Provo a tradurre: basterà a Sara, al suo dono, che so, una scrittura per il prossimo film, metti, del conterraneo Paolo Sorrentino, così da farne una succedanea, metti ancora, di una Celeste Dalla Porta, che mai potrà pervenire al medesimo carisma della nostra ragazza, Figlia del Fuoco, per dirla Gérard de Nerval e William Blake? Ancor meno sul set di Nanni Moretti, segnato dal moralismo pettinato da CAF radical chic estraneo del tutto in lei.

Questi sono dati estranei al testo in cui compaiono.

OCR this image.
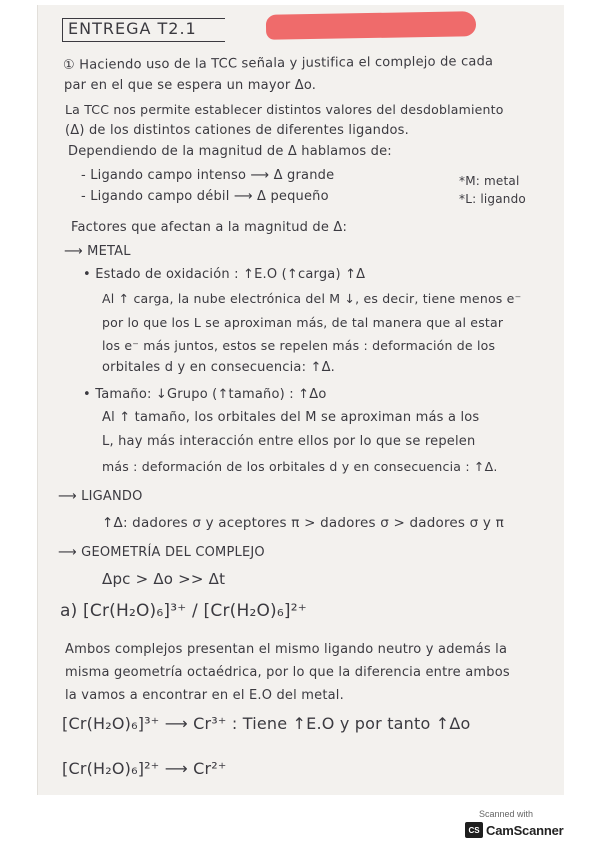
ENTREGA T2.1
① Haciendo uso de la TCC señala y justifica el complejo de cada
par en el que se espera un mayor Δo.
La TCC nos permite establecer distintos valores del desdoblamiento
(Δ) de los distintos cationes de diferentes ligandos.
Dependiendo de la magnitud de Δ hablamos de:
- Ligando campo intenso ⟶ Δ grande
- Ligando campo débil ⟶ Δ pequeño
*M: metal
*L: ligando
Factores que afectan a la magnitud de Δ:
⟶ METAL
• Estado de oxidación : ↑E.O (↑carga) ↑Δ
Al ↑ carga, la nube electrónica del M ↓, es decir, tiene menos e⁻
por lo que los L se aproximan más, de tal manera que al estar
los e⁻ más juntos, estos se repelen más : deformación de los
orbitales d y en consecuencia: ↑Δ.
• Tamaño: ↓Grupo (↑tamaño) : ↑Δo
Al ↑ tamaño, los orbitales del M se aproximan más a los
L, hay más interacción entre ellos por lo que se repelen
más : deformación de los orbitales d y en consecuencia : ↑Δ.
⟶ LIGANDO
↑Δ: dadores σ y aceptores π > dadores σ > dadores σ y π
⟶ GEOMETRÍA DEL COMPLEJO
Δpc > Δo >> Δt
a) [Cr(H₂O)₆]³⁺ / [Cr(H₂O)₆]²⁺
Ambos complejos presentan el mismo ligando neutro y además la
misma geometría octaédrica, por lo que la diferencia entre ambos
la vamos a encontrar en el E.O del metal.
[Cr(H₂O)₆]³⁺ ⟶ Cr³⁺ : Tiene ↑E.O y por tanto ↑Δo
[Cr(H₂O)₆]²⁺ ⟶ Cr²⁺
Scanned with
CS CamScanner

Dimenticavo, suscitando la sua reazione piccata, giorni fa, commentando proprio un video presente nei social, da Sara utilizzati come cosmodromo espressivo personale, ho scritto che, senza nulla togliere al suo talento, mi sembrava talvolta di avere davanti agli occhi una “tronista d’autore”, un pensiero che mi è stato suggerito dall’insopprimibile evidente bisogno di “sfondare”, di più, d’essere riconosciuta, sempre in nome delle proprie qualità, che S.P.R. manifesta in modo assoluto, costante e pervicace, quasi accompagnato, ora e sempre, da un’invettiva, un “capo di imputazione” da lei scagliato su chi, nell’oceano tranquillo della banalità, non si sia ancora reso conto dell’inestimabile diamante che porta nome Sara Penelope Robin.
In verità, non so davvero cosa si possa augurare sinceramente a una ragazza lucente e insieme in possesso delle armi della drammatizzazione, nonché dell’ironia profonda, propria del Regno del Sud, da Eduardo a Totò, dalle Quattro giornate di Napoli a Roberto De Simone e la NCCP. Chi, insomma, potrà davvero comprenderne il già menzionato talento, il valore, la cifra espressiva? Quel che è certo, nella sua battaglia, compreso il lavoro di un film destinato (se ho ben compreso al dominio di OnlyFans in via di lavorazione) nel quale Sara mostra frammenti di sé stessa, del proprio corpo come fossero incunaboli o magari dagherrotipi di un’opera assoluta a venire, mi torna in mente un racconto di Luigi Malerba intitolato “Testa d’argento”, dove il protagonista sogna sé stesso pronto a trasformarsi in proiettile umano, temperato in una sostanza d’acciaio inscalfibile, così da riuscire a penetrare la durezza, le durezze del mondo, ben oltre la “Scala di Mohs” che, per chi non ne fosse al corrente, risponde al criterio empirico per la valutazione della durezza dei materiali, determinando infine la qualità dei minerali: dal talco al diamante. Sara Penelope Robin, anche grazie al suo infranto interiore, che ne riassume perfino il tratto cristologico sia pure al femminile, risponde a quest’ultimo invincibile traguardo.
P.S: Si sappia che queste righe sono state scritte, nonostante la riluttanza iniziale del suo autore, timoroso di incorrere negli anatemi del soggetto di cui tratta, dopo una conversazione telefonica con l’amico Piero Chiambretti, che ha già avuto modo di apprezzare Sara nel suo “serraglio” spettacolare televisivo, rapito dall’aura teatrale e insieme erotica della nostra eroina.